Sam And Max Hit The Road

   
Sam and Max Hit the Road is a graphical adventure game, originally released in 1993, published by LucasArts. It was the ninth game to use the SCUMM engine. Based on Sam and Max: Freelance Police comic book characters created by Steve Purcell, it follows the detective duo (Sam, a 6-foot anthropomorphic dog, and Max, a 3-foot hyperkinetic rabbitty thing) across a kitsch, tourist trap pastiche of America (featuring the World's Largest Ball of Twine) in search of an escaped Bigfoot.
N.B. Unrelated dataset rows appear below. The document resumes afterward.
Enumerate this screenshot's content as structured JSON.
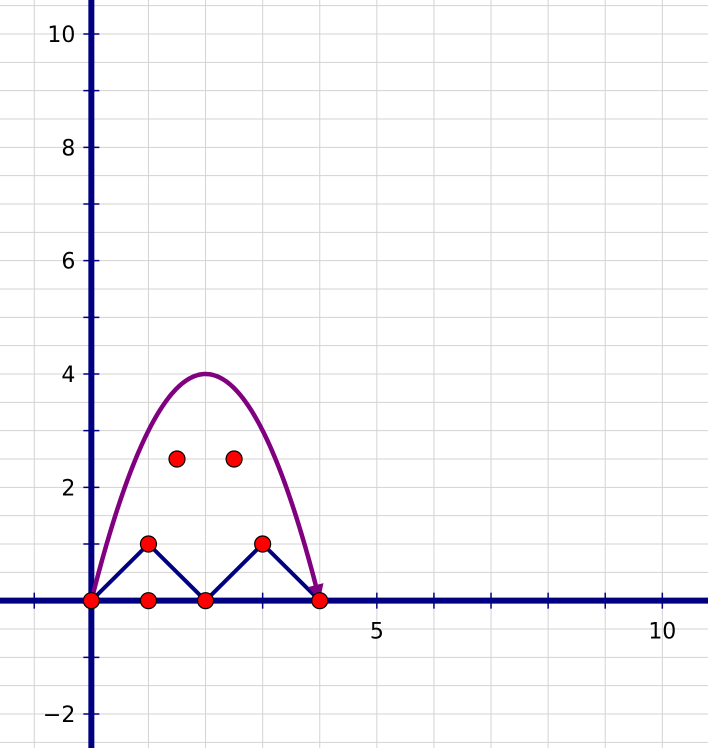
{
  "chart_data": {
    "type": "scatter",
    "title": "",
    "xlabel": "",
    "ylabel": "",
    "xlim": [
      -1.6,
      10.8
    ],
    "ylim": [
      -2.6,
      10.6
    ],
    "grid": true,
    "axis_color": "#000080",
    "x_ticks": [
      {
        "value": 5,
        "label": "5"
      },
      {
        "value": 10,
        "label": "10"
      }
    ],
    "y_ticks": [
      {
        "value": -2,
        "label": "−2"
      },
      {
        "value": 2,
        "label": "2"
      },
      {
        "value": 4,
        "label": "4"
      },
      {
        "value": 6,
        "label": "6"
      },
      {
        "value": 8,
        "label": "8"
      },
      {
        "value": 10,
        "label": "10"
      }
    ],
    "polyline": {
      "color": "#000080",
      "points": [
        [
          0,
          0
        ],
        [
          1,
          1
        ],
        [
          2,
          0
        ],
        [
          3,
          1
        ],
        [
          4,
          0
        ]
      ]
    },
    "curve": {
      "color": "#800080",
      "function": "y = x(4 - x)",
      "x_range": [
        0,
        4
      ],
      "arrow_at_end": true
    },
    "points": {
      "color": "#ff0000",
      "values": [
        [
          0,
          0
        ],
        [
          1,
          0
        ],
        [
          2,
          0
        ],
        [
          4,
          0
        ],
        [
          1,
          1
        ],
        [
          3,
          1
        ],
        [
          1.5,
          2.5
        ],
        [
          2.5,
          2.5
        ]
      ]
    }
  }
}
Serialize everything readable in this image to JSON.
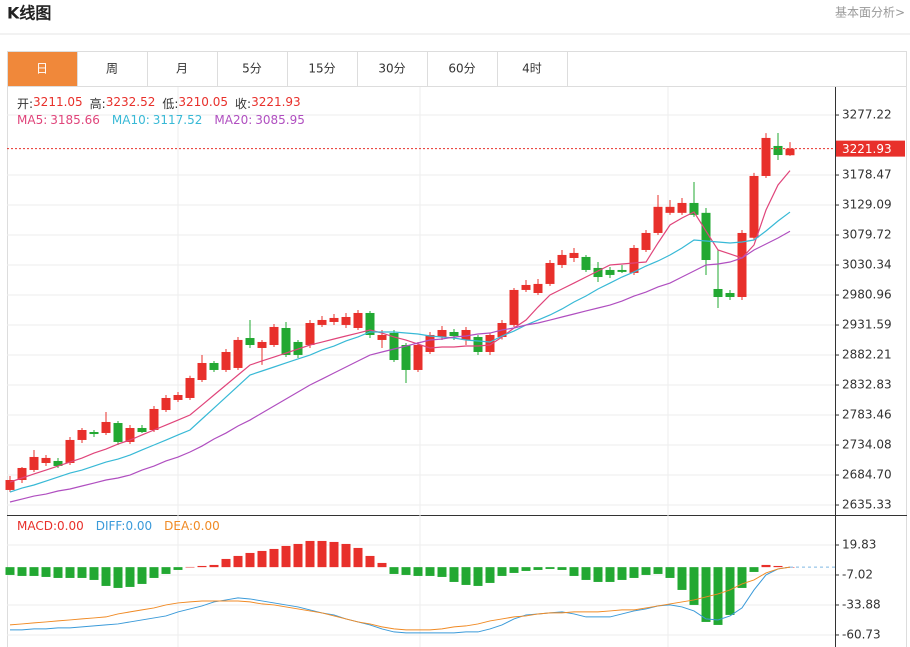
{
  "header": {
    "title": "K线图",
    "link": "基本面分析>"
  },
  "tabs": [
    "日",
    "周",
    "月",
    "5分",
    "15分",
    "30分",
    "60分",
    "4时"
  ],
  "active_tab": 0,
  "chart_data": [
    {
      "type": "candlestick",
      "ohlc_labels": [
        "开:",
        "高:",
        "低:",
        "收:"
      ],
      "up_color": "#e8302b",
      "down_color": "#22a832",
      "ylim": [
        2618.9,
        3321.7
      ],
      "yticks": [
        3277.22,
        3178.47,
        3129.09,
        3079.72,
        3030.34,
        2980.96,
        2931.59,
        2882.21,
        2832.83,
        2783.46,
        2734.08,
        {
          "value": 2684.7,
          "label": "2684.70"
        },
        2635.33
      ],
      "grid": true,
      "open": [
        2660.1,
        2676.5,
        2693.0,
        2704.5,
        2707.8,
        2704.5,
        2742.4,
        2755.5,
        2753.9,
        2770.3,
        2739.1,
        2762.1,
        2758.8,
        2791.7,
        2808.2,
        2811.5,
        2841.1,
        2869.1,
        2857.6,
        2860.9,
        2910.2,
        2893.8,
        2898.7,
        2926.7,
        2903.7,
        2898.7,
        2931.7,
        2936.6,
        2931.7,
        2926.7,
        2951.4,
        2907.0,
        2918.5,
        2898.7,
        2857.6,
        2887.2,
        2911.9,
        2920.1,
        2907.0,
        2911.9,
        2887.2,
        2911.9,
        2931.7,
        2989.3,
        2984.3,
        2999.2,
        3030.4,
        3041.9,
        3043.6,
        3025.5,
        3022.2,
        3022.2,
        3017.3,
        3055.1,
        3083.1,
        3116.2,
        3116.2,
        3132.5,
        3116.2,
        2990.9,
        2984.3,
        2977.7,
        3075.2,
        3176.9,
        3226.3,
        3211.05
      ],
      "high": [
        2683.0,
        2698.0,
        2725.9,
        2717.7,
        2712.8,
        2747.3,
        2762.1,
        2758.8,
        2788.5,
        2773.6,
        2767.1,
        2767.1,
        2798.3,
        2816.4,
        2821.4,
        2848.0,
        2882.3,
        2872.4,
        2892.1,
        2911.9,
        2939.9,
        2907.0,
        2933.3,
        2936.6,
        2907.0,
        2939.9,
        2946.5,
        2949.8,
        2951.4,
        2956.3,
        2954.7,
        2923.4,
        2923.4,
        2901.9,
        2903.7,
        2920.1,
        2930.0,
        2925.0,
        2928.4,
        2915.2,
        2918.5,
        2939.9,
        2992.6,
        3005.7,
        3007.3,
        3038.6,
        3055.1,
        3058.4,
        3046.9,
        3035.3,
        3027.1,
        3030.4,
        3063.3,
        3088.0,
        3145.6,
        3137.4,
        3140.7,
        3167.0,
        3124.2,
        3055.1,
        2989.3,
        3088.0,
        3182.1,
        3247.5,
        3247.7,
        3232.52
      ],
      "low": [
        2656.8,
        2671.5,
        2689.7,
        2699.6,
        2696.3,
        2701.2,
        2737.4,
        2747.3,
        2750.6,
        2734.1,
        2735.8,
        2753.9,
        2755.5,
        2788.5,
        2804.9,
        2808.2,
        2837.8,
        2854.3,
        2854.3,
        2857.6,
        2893.8,
        2865.9,
        2895.4,
        2879.0,
        2877.3,
        2893.8,
        2928.4,
        2931.7,
        2926.7,
        2923.4,
        2910.2,
        2893.8,
        2870.8,
        2836.2,
        2854.3,
        2883.9,
        2907.0,
        2907.0,
        2898.7,
        2882.3,
        2882.3,
        2907.7,
        2928.4,
        2986.0,
        2981.0,
        2995.9,
        3025.5,
        3035.3,
        3018.9,
        3002.4,
        3009.0,
        3017.3,
        3014.0,
        3051.8,
        3079.8,
        3112.9,
        3112.9,
        3109.6,
        3014.0,
        2959.6,
        2972.8,
        2972.8,
        3071.6,
        3173.6,
        3203.2,
        3210.05
      ],
      "close": [
        2676.5,
        2696.3,
        2714.4,
        2712.8,
        2699.6,
        2742.4,
        2758.8,
        2752.2,
        2772.0,
        2739.1,
        2762.1,
        2755.5,
        2793.4,
        2811.5,
        2816.4,
        2844.4,
        2869.1,
        2857.6,
        2887.2,
        2907.0,
        2898.7,
        2903.7,
        2928.4,
        2882.3,
        2882.3,
        2934.9,
        2939.9,
        2943.2,
        2944.8,
        2951.4,
        2915.2,
        2915.2,
        2874.0,
        2857.6,
        2898.7,
        2915.2,
        2923.4,
        2913.5,
        2923.4,
        2887.2,
        2915.2,
        2934.9,
        2989.3,
        2997.5,
        2999.2,
        3033.7,
        3046.9,
        3050.2,
        3022.2,
        3010.6,
        3014.0,
        3019.0,
        3058.4,
        3083.1,
        3126.1,
        3126.1,
        3132.5,
        3112.9,
        3038.6,
        2977.7,
        2977.7,
        3083.1,
        3176.9,
        3239.5,
        3211.4,
        3221.93
      ],
      "series": [
        {
          "name": "MA5:",
          "color": "#e0457b",
          "values": [
            2673.2,
            2679.8,
            2686.4,
            2692.9,
            2699.5,
            2706.1,
            2712.7,
            2720.9,
            2727.5,
            2735.7,
            2742.3,
            2750.6,
            2758.8,
            2767.0,
            2775.2,
            2783.5,
            2799.9,
            2816.4,
            2832.9,
            2849.3,
            2865.8,
            2872.4,
            2878.9,
            2885.5,
            2892.1,
            2898.7,
            2903.6,
            2908.6,
            2913.5,
            2918.4,
            2923.4,
            2918.4,
            2911.9,
            2906.9,
            2900.3,
            2893.8,
            2895.4,
            2895.4,
            2897.0,
            2897.0,
            2898.7,
            2911.9,
            2926.7,
            2939.8,
            2961.2,
            2981.0,
            2990.9,
            3000.7,
            3010.6,
            3020.5,
            3030.4,
            3032.0,
            3033.7,
            3035.3,
            3066.6,
            3096.2,
            3107.7,
            3117.6,
            3086.3,
            3055.1,
            3048.5,
            3041.9,
            3063.3,
            3120.9,
            3162.1,
            3185.66
          ]
        },
        {
          "name": "MA10:",
          "color": "#38b9d6",
          "values": [
            2656.7,
            2663.3,
            2668.3,
            2674.8,
            2681.4,
            2688.0,
            2692.9,
            2699.5,
            2706.1,
            2711.0,
            2717.6,
            2725.9,
            2734.1,
            2742.3,
            2750.6,
            2758.8,
            2776.9,
            2795.0,
            2813.1,
            2831.2,
            2849.3,
            2855.9,
            2862.5,
            2869.1,
            2875.7,
            2882.2,
            2890.5,
            2897.0,
            2905.3,
            2911.9,
            2920.1,
            2920.1,
            2920.1,
            2918.4,
            2916.8,
            2913.5,
            2911.9,
            2910.2,
            2906.9,
            2905.3,
            2903.6,
            2913.5,
            2921.7,
            2931.6,
            2939.8,
            2948.1,
            2958.0,
            2969.5,
            2979.3,
            2990.9,
            3000.7,
            3010.6,
            3018.9,
            3028.7,
            3037.0,
            3046.8,
            3058.4,
            3071.5,
            3069.9,
            3068.2,
            3066.6,
            3068.2,
            3071.5,
            3086.3,
            3102.8,
            3117.52
          ]
        },
        {
          "name": "MA20:",
          "color": "#b04fc0",
          "values": [
            2640.3,
            2645.2,
            2650.1,
            2653.4,
            2658.4,
            2661.7,
            2666.6,
            2671.5,
            2676.5,
            2679.8,
            2684.7,
            2692.9,
            2699.5,
            2707.8,
            2714.3,
            2722.6,
            2732.4,
            2744.0,
            2753.8,
            2765.4,
            2775.2,
            2786.8,
            2798.3,
            2809.8,
            2821.3,
            2832.9,
            2842.7,
            2852.6,
            2862.5,
            2872.4,
            2882.2,
            2887.2,
            2892.1,
            2897.0,
            2902.0,
            2906.9,
            2908.6,
            2911.9,
            2913.5,
            2916.8,
            2918.4,
            2923.4,
            2926.7,
            2931.6,
            2934.9,
            2939.8,
            2944.8,
            2949.7,
            2954.7,
            2959.6,
            2964.5,
            2971.1,
            2979.3,
            2985.9,
            2994.2,
            3000.7,
            3010.6,
            3020.5,
            3030.4,
            3032.0,
            3035.3,
            3041.9,
            3055.1,
            3064.9,
            3074.8,
            3085.95
          ]
        }
      ]
    },
    {
      "type": "macd",
      "ylim": [
        -71.5,
        44.0
      ],
      "yticks": [
        19.83,
        -7.02,
        -33.88,
        -60.73
      ],
      "grid": true,
      "series": [
        {
          "name": "MACD:",
          "kind": "bar",
          "color": "#e8302b",
          "down_color": "#22a832",
          "current": {
            "value": 0,
            "label": "0.00"
          },
          "values": [
            -6.98,
            -7.88,
            -7.88,
            -8.77,
            -9.67,
            -9.67,
            -9.67,
            -11.46,
            -16.83,
            -18.62,
            -17.72,
            -15.04,
            -9.67,
            -6.09,
            -2.51,
            0.18,
            1.07,
            1.97,
            7.34,
            10.03,
            12.71,
            14.5,
            16.29,
            18.98,
            20.77,
            23.45,
            23.45,
            22.56,
            20.77,
            17.19,
            10.03,
            3.76,
            -6.09,
            -6.98,
            -7.88,
            -7.88,
            -8.77,
            -13.25,
            -15.93,
            -16.83,
            -14.14,
            -7.88,
            -5.19,
            -3.4,
            -2.51,
            -1.61,
            -2.51,
            -7.88,
            -11.46,
            -13.25,
            -13.25,
            -11.46,
            -9.67,
            -6.98,
            -6.09,
            -9.67,
            -20.41,
            -33.84,
            -49.06,
            -51.74,
            -42.79,
            -18.62,
            -4.3,
            1.97,
            1.07,
            0
          ]
        },
        {
          "name": "DIFF:",
          "kind": "line",
          "color": "#3a9ad9",
          "current": {
            "value": 0,
            "label": "0.00"
          },
          "values": [
            -56.22,
            -56.22,
            -55.32,
            -55.32,
            -54.43,
            -54.43,
            -53.53,
            -52.64,
            -51.74,
            -50.85,
            -49.06,
            -47.27,
            -45.48,
            -43.69,
            -40.1,
            -37.42,
            -34.73,
            -31.15,
            -29.36,
            -27.57,
            -28.47,
            -30.26,
            -32.05,
            -33.84,
            -35.63,
            -38.31,
            -41.0,
            -42.79,
            -46.37,
            -49.06,
            -51.74,
            -55.32,
            -58.01,
            -58.9,
            -58.9,
            -58.9,
            -58.9,
            -58.9,
            -58.01,
            -58.01,
            -55.32,
            -51.74,
            -46.37,
            -42.79,
            -41.9,
            -41.0,
            -40.1,
            -41.9,
            -44.58,
            -44.58,
            -44.58,
            -41.9,
            -39.21,
            -37.42,
            -34.73,
            -33.84,
            -35.63,
            -39.21,
            -46.37,
            -47.27,
            -43.69,
            -36.52,
            -20.41,
            -6.98,
            -1.61,
            0
          ]
        },
        {
          "name": "DEA:",
          "kind": "line",
          "color": "#f08a24",
          "current": {
            "value": 0,
            "label": "0.00"
          },
          "values": [
            -51.74,
            -50.85,
            -49.95,
            -49.06,
            -48.16,
            -47.27,
            -46.37,
            -45.48,
            -44.58,
            -41.9,
            -40.1,
            -38.31,
            -36.52,
            -33.84,
            -32.05,
            -31.15,
            -30.26,
            -30.26,
            -30.26,
            -30.26,
            -31.15,
            -32.94,
            -33.84,
            -35.63,
            -37.42,
            -39.21,
            -41.0,
            -43.69,
            -46.37,
            -49.06,
            -50.85,
            -53.53,
            -55.32,
            -56.22,
            -56.22,
            -56.22,
            -55.32,
            -53.53,
            -52.64,
            -50.85,
            -48.16,
            -46.37,
            -44.58,
            -43.69,
            -41.9,
            -41.0,
            -41.0,
            -40.1,
            -40.1,
            -40.1,
            -39.21,
            -38.31,
            -38.31,
            -36.52,
            -34.73,
            -32.94,
            -31.15,
            -29.36,
            -26.68,
            -23.99,
            -20.41,
            -15.04,
            -11.46,
            -5.19,
            -1.61,
            0
          ]
        }
      ]
    }
  ]
}
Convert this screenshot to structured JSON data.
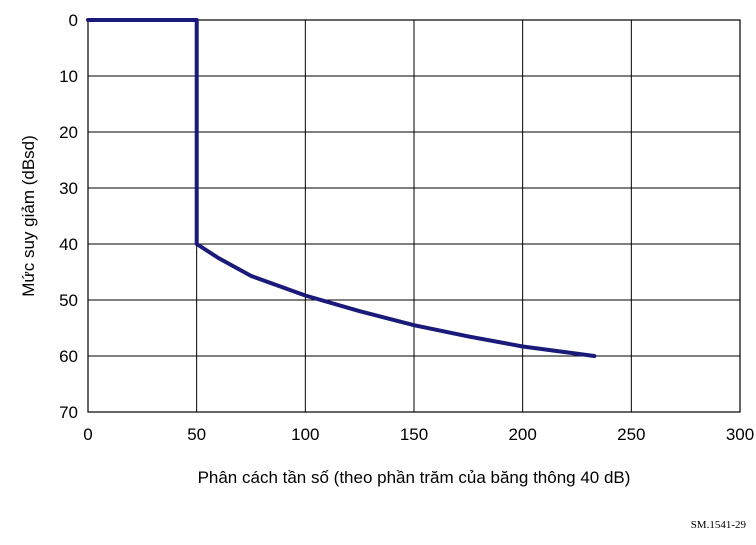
{
  "chart_data": {
    "type": "line",
    "xlabel": "Phân cách tần số (theo phần trăm của băng thông 40 dB)",
    "ylabel": "Mức suy giảm (dBsd)",
    "xlim": [
      0,
      300
    ],
    "ylim": [
      0,
      70
    ],
    "y_inverted": true,
    "grid": true,
    "x_ticks": [
      "0",
      "50",
      "100",
      "150",
      "200",
      "250",
      "300"
    ],
    "y_ticks": [
      "0",
      "10",
      "20",
      "30",
      "40",
      "50",
      "60",
      "70"
    ],
    "series": [
      {
        "color": "#1a1a7a",
        "x": [
          0,
          50,
          50,
          60,
          75,
          100,
          125,
          150,
          175,
          200,
          233
        ],
        "y": [
          0,
          0,
          40,
          42.5,
          45.7,
          49.2,
          52,
          54.5,
          56.5,
          58.3,
          60
        ]
      }
    ],
    "reference": "SM.1541-29"
  }
}
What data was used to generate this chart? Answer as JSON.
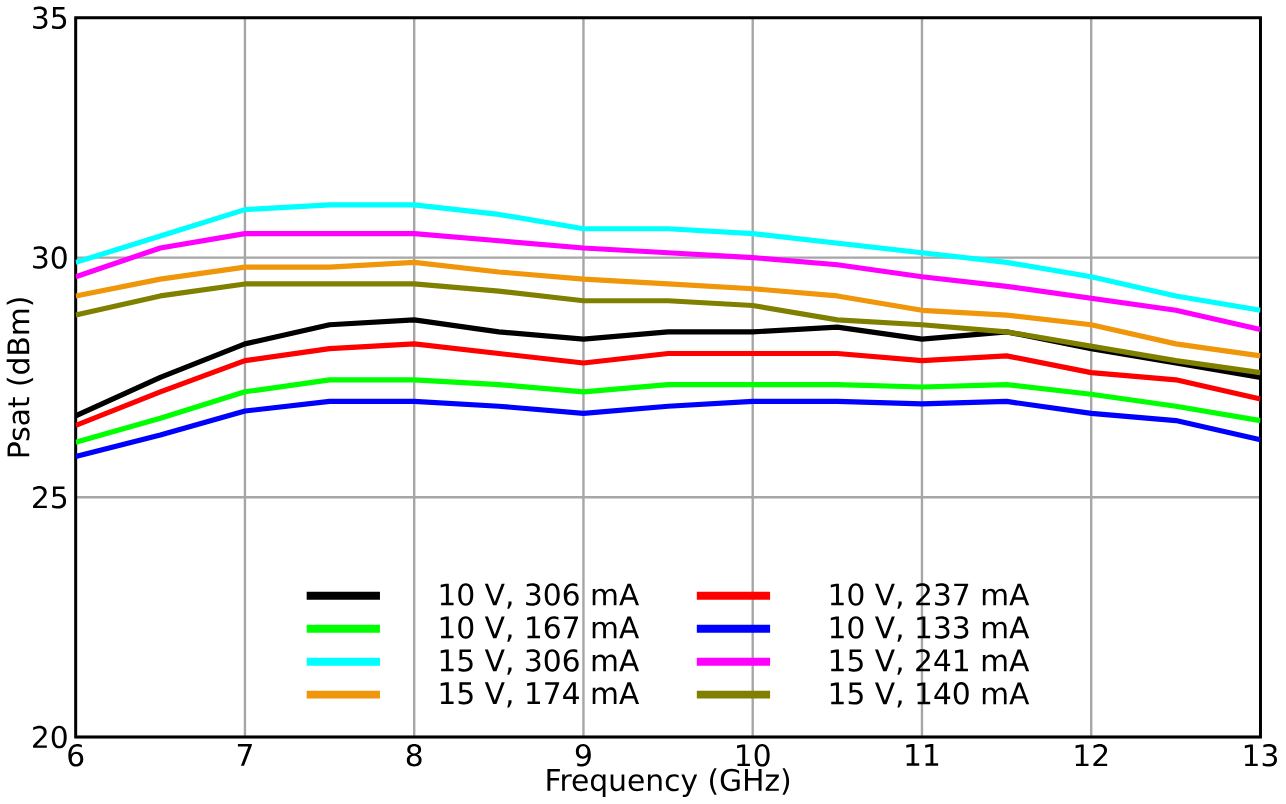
{
  "chart_data": {
    "type": "line",
    "xlabel": "Frequency (GHz)",
    "ylabel": "Psat (dBm)",
    "x": [
      6,
      6.5,
      7,
      7.5,
      8,
      8.5,
      9,
      9.5,
      10,
      10.5,
      11,
      11.5,
      12,
      12.5,
      13
    ],
    "xlim": [
      6,
      13
    ],
    "ylim": [
      20,
      35
    ],
    "xticks": [
      6,
      7,
      8,
      9,
      10,
      11,
      12,
      13
    ],
    "yticks": [
      20,
      25,
      30,
      35
    ],
    "grid": true,
    "legend": "bottom",
    "marker": "none",
    "line_style": "solid",
    "series": [
      {
        "name": "10 V, 306 mA",
        "color": "#000000",
        "values": [
          26.7,
          27.5,
          28.2,
          28.6,
          28.7,
          28.45,
          28.3,
          28.45,
          28.45,
          28.55,
          28.3,
          28.45,
          28.1,
          27.8,
          27.5
        ]
      },
      {
        "name": "10 V, 237 mA",
        "color": "#ff0000",
        "values": [
          26.5,
          27.2,
          27.85,
          28.1,
          28.2,
          28.0,
          27.8,
          28.0,
          28.0,
          28.0,
          27.85,
          27.95,
          27.6,
          27.45,
          27.05
        ]
      },
      {
        "name": "10 V, 167 mA",
        "color": "#00ff00",
        "values": [
          26.15,
          26.65,
          27.2,
          27.45,
          27.45,
          27.35,
          27.2,
          27.35,
          27.35,
          27.35,
          27.3,
          27.35,
          27.15,
          26.9,
          26.6
        ]
      },
      {
        "name": "10 V, 133 mA",
        "color": "#0000ff",
        "values": [
          25.85,
          26.3,
          26.8,
          27.0,
          27.0,
          26.9,
          26.75,
          26.9,
          27.0,
          27.0,
          26.95,
          27.0,
          26.75,
          26.6,
          26.2
        ]
      },
      {
        "name": "15 V, 306 mA",
        "color": "#00ffff",
        "values": [
          29.9,
          30.45,
          31.0,
          31.1,
          31.1,
          30.9,
          30.6,
          30.6,
          30.5,
          30.3,
          30.1,
          29.9,
          29.6,
          29.2,
          28.9
        ]
      },
      {
        "name": "15 V, 241 mA",
        "color": "#ff00ff",
        "values": [
          29.6,
          30.2,
          30.5,
          30.5,
          30.5,
          30.35,
          30.2,
          30.1,
          30.0,
          29.85,
          29.6,
          29.4,
          29.15,
          28.9,
          28.5
        ]
      },
      {
        "name": "15 V, 174 mA",
        "color": "#f0960a",
        "values": [
          29.2,
          29.55,
          29.8,
          29.8,
          29.9,
          29.7,
          29.55,
          29.45,
          29.35,
          29.2,
          28.9,
          28.8,
          28.6,
          28.2,
          27.95
        ]
      },
      {
        "name": "15 V, 140 mA",
        "color": "#808000",
        "values": [
          28.8,
          29.2,
          29.45,
          29.45,
          29.45,
          29.3,
          29.1,
          29.1,
          29.0,
          28.7,
          28.6,
          28.45,
          28.15,
          27.85,
          27.6
        ]
      }
    ]
  }
}
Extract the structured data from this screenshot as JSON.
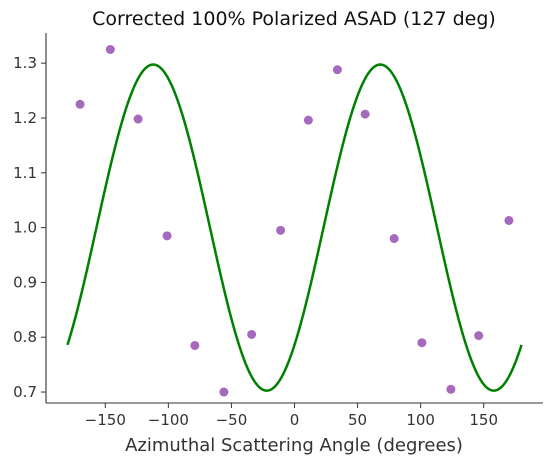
{
  "chart_data": {
    "type": "scatter",
    "title": "Corrected 100% Polarized ASAD (127 deg)",
    "xlabel": "Azimuthal Scattering Angle (degrees)",
    "ylabel": "",
    "xlim": [
      -197,
      197
    ],
    "ylim": [
      0.68,
      1.355
    ],
    "xticks": [
      -150,
      -100,
      -50,
      0,
      50,
      100,
      150
    ],
    "xtick_labels": [
      "−150",
      "−100",
      "−50",
      "0",
      "50",
      "100",
      "150"
    ],
    "yticks": [
      0.7,
      0.8,
      0.9,
      1.0,
      1.1,
      1.2,
      1.3
    ],
    "ytick_labels": [
      "0.7",
      "0.8",
      "0.9",
      "1.0",
      "1.1",
      "1.2",
      "1.3"
    ],
    "grid": false,
    "series": [
      {
        "kind": "points",
        "color": "#9b59b6",
        "x": [
          -170,
          -146,
          -124,
          -101,
          -79,
          -56,
          -34,
          -11,
          11,
          34,
          56,
          79,
          101,
          124,
          146,
          170
        ],
        "y": [
          1.225,
          1.325,
          1.198,
          0.985,
          0.785,
          0.7,
          0.805,
          0.995,
          1.196,
          1.288,
          1.207,
          0.98,
          0.79,
          0.705,
          0.803,
          1.013
        ]
      },
      {
        "kind": "fit-line",
        "color": "#008000",
        "model": {
          "offset": 1.0,
          "amplitude": 0.2975,
          "phase_deg": -112,
          "frequency": 2
        },
        "x_range": [
          -180,
          180
        ]
      }
    ]
  }
}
It introduced a slightly modified SCUMM interface - instead of the inventory and a panel with the control verbs appearing at the bottom of the screen, a right-click of the mouse cycles through a set of icons representing different control verbs, and the inventory is a separate screen. A similar interface was later used in the Dig. Widely considered the funniest of the LucasArts adventure games (if not overall the best), it was written by Steve Purcell and designed by Purcell along with Sean Clark, Collette Michaud and Michael Stemmle. It was released simultaneously on floppy disk and CD-ROM; the CD version had a full voiceover soundtrack. A sequel - Sam and Max: Freelance Police - originally due to be released in 2004, was canceled by LucasArts in March 2004.